April gets confused again. It lurches around. He talks about a lot of women, about a life jumping from one bed to the next. He paints himself as an irresistible sleazebag and fuckboy but then talks about emptiness, disappointment.
May is devastating. Very toxic. Cuddles one day, a punch the next. He alternates between “I told you this is what it was” with “I have to accept that you’re abandoning me.” But every once in a while, it tastes like discovery, hope, the occasional argument, but makeup kisses too.
June and July are hard. They are for me because even though I’ve read all these poems before, they finally make sense now.
I was missing something I needed to understand them…
like a hieroglyphic I never identified that always meant Blanca.
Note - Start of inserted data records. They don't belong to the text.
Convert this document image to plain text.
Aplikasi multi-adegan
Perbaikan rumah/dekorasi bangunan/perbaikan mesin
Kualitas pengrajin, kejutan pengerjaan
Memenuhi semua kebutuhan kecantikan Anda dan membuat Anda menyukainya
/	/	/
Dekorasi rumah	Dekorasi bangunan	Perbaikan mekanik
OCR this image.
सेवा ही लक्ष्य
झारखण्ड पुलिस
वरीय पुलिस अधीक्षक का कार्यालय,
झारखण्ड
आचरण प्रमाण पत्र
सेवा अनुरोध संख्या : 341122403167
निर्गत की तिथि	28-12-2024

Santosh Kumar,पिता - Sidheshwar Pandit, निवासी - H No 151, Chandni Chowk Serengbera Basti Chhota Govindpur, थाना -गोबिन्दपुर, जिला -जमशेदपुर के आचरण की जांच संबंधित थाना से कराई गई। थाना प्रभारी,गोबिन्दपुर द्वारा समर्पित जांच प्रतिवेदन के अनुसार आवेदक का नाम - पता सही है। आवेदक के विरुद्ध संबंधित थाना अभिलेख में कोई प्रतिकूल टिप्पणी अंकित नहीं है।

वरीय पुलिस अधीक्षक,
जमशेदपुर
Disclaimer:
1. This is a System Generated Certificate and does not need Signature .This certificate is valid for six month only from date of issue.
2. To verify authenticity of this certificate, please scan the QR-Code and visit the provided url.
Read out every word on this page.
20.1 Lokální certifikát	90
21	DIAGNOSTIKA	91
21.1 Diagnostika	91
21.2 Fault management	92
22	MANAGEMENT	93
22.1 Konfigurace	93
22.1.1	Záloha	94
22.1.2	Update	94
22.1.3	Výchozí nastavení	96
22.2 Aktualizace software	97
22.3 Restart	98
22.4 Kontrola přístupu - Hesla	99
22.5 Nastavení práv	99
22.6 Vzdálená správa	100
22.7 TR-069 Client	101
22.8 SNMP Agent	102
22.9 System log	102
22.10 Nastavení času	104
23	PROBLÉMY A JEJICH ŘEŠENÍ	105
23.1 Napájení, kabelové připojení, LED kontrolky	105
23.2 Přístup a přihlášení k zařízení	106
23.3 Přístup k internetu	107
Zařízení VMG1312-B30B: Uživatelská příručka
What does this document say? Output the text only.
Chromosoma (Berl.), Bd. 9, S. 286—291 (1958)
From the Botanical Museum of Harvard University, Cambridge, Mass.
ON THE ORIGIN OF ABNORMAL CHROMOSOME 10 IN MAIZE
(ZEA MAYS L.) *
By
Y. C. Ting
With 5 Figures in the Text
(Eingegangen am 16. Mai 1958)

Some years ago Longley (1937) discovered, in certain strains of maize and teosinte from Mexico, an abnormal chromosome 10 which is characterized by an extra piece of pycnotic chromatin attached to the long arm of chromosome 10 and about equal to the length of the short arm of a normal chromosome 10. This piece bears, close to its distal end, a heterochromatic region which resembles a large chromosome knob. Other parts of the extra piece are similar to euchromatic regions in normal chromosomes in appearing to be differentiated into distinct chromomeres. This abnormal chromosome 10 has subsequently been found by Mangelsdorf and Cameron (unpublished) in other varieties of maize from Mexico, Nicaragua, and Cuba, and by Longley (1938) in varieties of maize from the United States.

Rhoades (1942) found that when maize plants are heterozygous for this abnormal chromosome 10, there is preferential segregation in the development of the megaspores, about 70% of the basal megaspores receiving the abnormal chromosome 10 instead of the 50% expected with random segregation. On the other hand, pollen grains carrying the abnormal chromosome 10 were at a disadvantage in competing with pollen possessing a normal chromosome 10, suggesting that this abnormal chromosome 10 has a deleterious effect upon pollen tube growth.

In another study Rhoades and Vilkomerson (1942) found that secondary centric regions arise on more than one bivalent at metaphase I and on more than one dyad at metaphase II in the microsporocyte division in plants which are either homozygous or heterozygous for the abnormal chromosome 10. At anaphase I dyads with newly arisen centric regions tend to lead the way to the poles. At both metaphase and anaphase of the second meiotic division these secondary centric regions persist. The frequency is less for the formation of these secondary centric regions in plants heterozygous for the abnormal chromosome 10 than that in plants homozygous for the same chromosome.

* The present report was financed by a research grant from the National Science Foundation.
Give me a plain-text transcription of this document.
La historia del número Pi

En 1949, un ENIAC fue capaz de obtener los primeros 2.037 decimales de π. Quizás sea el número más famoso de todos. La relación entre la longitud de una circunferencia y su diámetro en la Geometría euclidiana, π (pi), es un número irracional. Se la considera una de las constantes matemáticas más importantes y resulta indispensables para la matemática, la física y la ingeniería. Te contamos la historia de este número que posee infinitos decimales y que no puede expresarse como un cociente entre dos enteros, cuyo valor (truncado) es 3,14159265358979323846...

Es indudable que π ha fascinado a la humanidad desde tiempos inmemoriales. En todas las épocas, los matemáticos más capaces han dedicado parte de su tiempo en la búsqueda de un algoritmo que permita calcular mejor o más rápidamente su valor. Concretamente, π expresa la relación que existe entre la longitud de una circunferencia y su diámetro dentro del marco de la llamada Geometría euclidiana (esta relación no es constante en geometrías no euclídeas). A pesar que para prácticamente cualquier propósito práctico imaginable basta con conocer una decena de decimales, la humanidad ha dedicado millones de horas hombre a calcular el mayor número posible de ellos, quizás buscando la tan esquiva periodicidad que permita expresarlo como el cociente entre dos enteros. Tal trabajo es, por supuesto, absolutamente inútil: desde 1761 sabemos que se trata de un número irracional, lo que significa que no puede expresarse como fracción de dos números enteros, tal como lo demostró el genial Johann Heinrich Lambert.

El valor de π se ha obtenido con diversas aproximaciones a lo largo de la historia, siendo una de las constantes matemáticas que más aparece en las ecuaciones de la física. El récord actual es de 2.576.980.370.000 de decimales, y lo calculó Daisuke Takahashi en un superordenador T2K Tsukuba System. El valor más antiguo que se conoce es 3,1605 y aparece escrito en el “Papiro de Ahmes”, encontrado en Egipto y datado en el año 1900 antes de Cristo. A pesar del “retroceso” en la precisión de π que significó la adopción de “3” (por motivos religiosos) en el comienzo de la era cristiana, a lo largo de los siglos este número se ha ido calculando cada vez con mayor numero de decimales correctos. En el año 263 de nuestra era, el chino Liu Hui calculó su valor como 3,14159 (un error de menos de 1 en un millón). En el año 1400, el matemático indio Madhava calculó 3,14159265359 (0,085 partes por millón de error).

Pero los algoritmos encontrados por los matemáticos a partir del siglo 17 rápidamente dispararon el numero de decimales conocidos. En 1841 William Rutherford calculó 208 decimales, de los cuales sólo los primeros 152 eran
In June and July this story turns into a love story that’s not beautiful or tortuous anymore—it’s bad.
Toxic. Unhealthy. Needy. Manipulative. Dry mouths locked in excruciating kisses.
Cracked hands that hurt to caress. The rest I know.
I hand back her phone with a lump in my throat.
“I’m sorry, Blanca.”
“Why?” she asks with a smile.
“Because all that love is good for nothing when it’s the wrong kind of love. And I’m sorry. You don’t deserve that.”